Sprawca dewastacji trafił w ręce sprawiedliwości przez… kota

Czarne koty według przesądów przynoszą nieszczęście. To oczywiście nieprawda, ale pewien ujęty na dewastacji osiemnastolatek może łączyć te fakty, albowiem ta historia rzeczywiście zaczęła się od kota – informują strażnicy miejscy z Warszawy.

Jak podkreślają mundurowi, mruczek był nieroztropny, ale wyjątkowo ciekawski. Wlazł do starej wnęki wentylacyjnej jednego z domów przy ul. Siennickiej. Kiedy już zaspokoił swoją ciekawość, próbował się z tego miejsca wydostać, ale nijak nie potrafił. Zaczął więc wzywać wszystkich świętych na pomoc, nie dając zasnąć mieszkańcom. Ci zaś wezwali strażników miejskich z Ekopatrolu.
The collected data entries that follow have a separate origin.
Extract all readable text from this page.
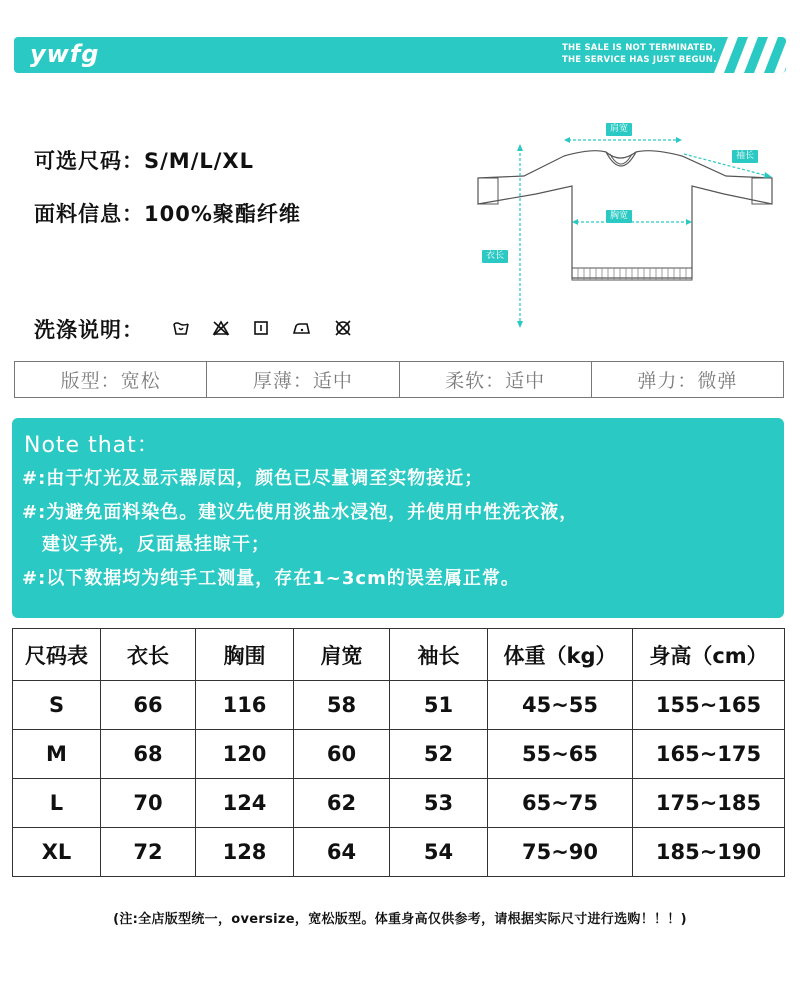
ywfg	THE SALE IS NOT TERMINATED,
THE SERVICE HAS JUST BEGUN.
可选尺码：S/M/L/XL
面料信息：100%聚酯纤维
洗涤说明：
肩宽
袖长
胸宽
衣长
版型：宽松	厚薄：适中	柔软：适中	弹力：微弹
Note that：
#:由于灯光及显示器原因，颜色已尽量调至实物接近；
#:为避免面料染色。建议先使用淡盐水浸泡，并使用中性洗衣液，
建议手洗，反面悬挂晾干；
#:以下数据均为纯手工测量，存在1~3cm的误差属正常。
尺码表	衣长	胸围	肩宽	袖长	体重（kg）	身高（cm）
S	66	116	58	51	45~55	155~165
M	68	120	60	52	55~65	165~175
L	70	124	62	53	65~75	175~185
XL	72	128	64	54	75~90	185~190
(注:全店版型统一，oversize，宽松版型。体重身高仅供参考，请根据实际尺寸进行选购！！！)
– Gdy kot szczęśliwie odzyskał wolność, funkcjonariusze usłyszeli wrzask, dochodzący zza budynku. Nie były to kocie podziękowania. Dźwięki układały się bowiem w dość popularne, acz ubogie językowo wiązanki wulgaryzmów. Towarzyszyły im metaliczne odgłosy szarpania. Strażnicy postanowili sprawdzić co się tam dzieje. Okazało się, że pewien młodzieniec próbuje wyrwać ze stojaka miejski rower. Ponieważ blokada nie dawała się zwolnić, mężczyzna kopał w nią z całych sił i klął – relacjonują strażnicy miejscy z Warszawy.

Na widok funkcjonariuszy próbował uciec, ale szybko został ujęty. Ponieważ zdążył zniszczyć jeden z rowerów wezwano patrol policji. Sprawca trafił do komendy. Odpowie za zniszczenie mienia. Gdyby nie kot pewnie wszystko uszłoby mu na sucho.

Zgodnie z prawem, to cudzą rzecz niszczy, uszkadza lub czyni niezdatną do użytku, podlega karze pozbawienia wolności od 3 miesięcy do lat 5. W wypadku mniejszej wagi, sprawca podlega grzywnie, karze ograniczenia wolności albo pozbawienia wolności do roku.